Sorry for the delay. I will review it in Monday.
*on* Monday, that is.
(In reply to Vadim Barkov from comment #23) > Is the current patch okay? Could you merge it or tell me what's wrong with > it please? For the record, I didn't find any further problems with the patch, except maybe a few nits: - In none/tests/s390x/vector.c, test_once(vgbm) is invoked twice for no apparent reason. - In none/tests/s390x/vector.h, the comment for s390_test_generate() seems misleading. In particular it states the the macro takes up to three arguments (in fact, just two?) and that the arguments can be modified for testing (not sure what that means -- example?). - Some minor spelling issues and long lines. I can't approve the patch though. Julian, are you OK with the patch now?
Julian, did you check this out? I just want to remind you if you forget about this issue for some reason.
(In reply to Vadim Barkov from comment #20) > Created attachment 108826 [details] > Initial vector support (chapter 21) (after review) Looks good to me. My only comment is below. OK to land after you also deal with Andreas' comment 26, and if this tests OK both on latest hardware and older hardware. I am sorry for the really slow review here. My bad.
(In reply to Julian Seward from comment #28) > Looks good to me. My only comment is below. Duh! Here is is: guest_s390_helpers.c, __inline__ directives eg static __inline__ void Please remove the __inline__ directives. We build with -finline-functions, these are all low-frequency functions, and I prefer to leave gcc to decide for itself what to inline, in this case.

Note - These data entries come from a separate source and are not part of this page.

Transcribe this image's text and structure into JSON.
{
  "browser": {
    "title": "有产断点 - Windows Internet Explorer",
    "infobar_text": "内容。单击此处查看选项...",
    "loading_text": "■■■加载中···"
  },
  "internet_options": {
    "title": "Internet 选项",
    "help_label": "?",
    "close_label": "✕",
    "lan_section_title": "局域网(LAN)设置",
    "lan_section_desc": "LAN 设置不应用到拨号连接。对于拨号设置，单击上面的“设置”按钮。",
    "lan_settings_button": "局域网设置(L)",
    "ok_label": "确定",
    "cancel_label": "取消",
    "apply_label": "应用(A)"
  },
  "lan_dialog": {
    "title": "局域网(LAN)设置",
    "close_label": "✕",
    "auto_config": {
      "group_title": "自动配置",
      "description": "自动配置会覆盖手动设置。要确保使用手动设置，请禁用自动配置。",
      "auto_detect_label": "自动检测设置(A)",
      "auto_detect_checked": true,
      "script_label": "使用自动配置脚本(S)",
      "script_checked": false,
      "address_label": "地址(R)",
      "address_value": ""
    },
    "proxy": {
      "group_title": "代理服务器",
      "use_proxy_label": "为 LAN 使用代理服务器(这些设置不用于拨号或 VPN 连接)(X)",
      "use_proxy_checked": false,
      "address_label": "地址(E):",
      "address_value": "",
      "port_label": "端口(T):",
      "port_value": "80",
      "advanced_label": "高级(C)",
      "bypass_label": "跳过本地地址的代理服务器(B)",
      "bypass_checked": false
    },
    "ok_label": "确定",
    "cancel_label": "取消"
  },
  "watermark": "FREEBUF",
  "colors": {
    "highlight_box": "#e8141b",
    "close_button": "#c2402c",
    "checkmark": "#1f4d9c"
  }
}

Created attachment 109635 [details] Initial vector support (chapter 21) (hope final) Changes: Removed __inline__'s Removed unused functions from guest_s390_toIR.c Fixed minor issues from Andreas' comment 26 Test results are equal to nonpatched version on z13 machine. On earlier machine vector test shouldn't be executed however I haven't any one for testing. I guess it's ready to apply since all your suggestions are implemented.
Are here other task for me to do?
Created attachment 109653 [details] Initial vector support (chapter 21) (hope final) Previous patch (in comment 30) was corrupted while uploading. This is correct one. Please check the comment to previous patch.
(In reply to Vadim Barkov from comment #32) > Created attachment 109653 [details] > Initial vector support (chapter 21) (hope final) Hi Vadim. Andreas and I tried to apply the patch to the current git trunk, but it doesn't apply. For example checking file none/tests/s390x/Makefile.am Hunk #1 FAILED at 18. 1 out of 2 hunks FAILED Also, given this kind of output .. checking file VEX/priv/guest_s390_toIR.c Hunk #1 succeeded at 15016 (offset -2189 lines). .. I guess the patch is against a quite old version of the tree. Could you please rebase it against the current git trunk, *and* re-test it? Thanks.
Please try use --ignore-whitespaces option while paching (I forgot to mention it). It works for me (on latest commit from Jan, 3, 0f18cfc986f800b107c7eee063b8b7c04617e0b8). Anyway I'll try to find problem and post the correct version of patch today.
Created attachment 109672 [details] Initial vector support (chapter 21) (fixed final) Changes: Fixed applying issues (were some problems with mixed tabs and spaces). Not it is fine. This patch has passed tests.
Pushed as f1a49eeb427caf42e7af2da2b91198e55c6f33b2. Thanks for working on this.
Thank you for apply. Could you mark this as resolved and close?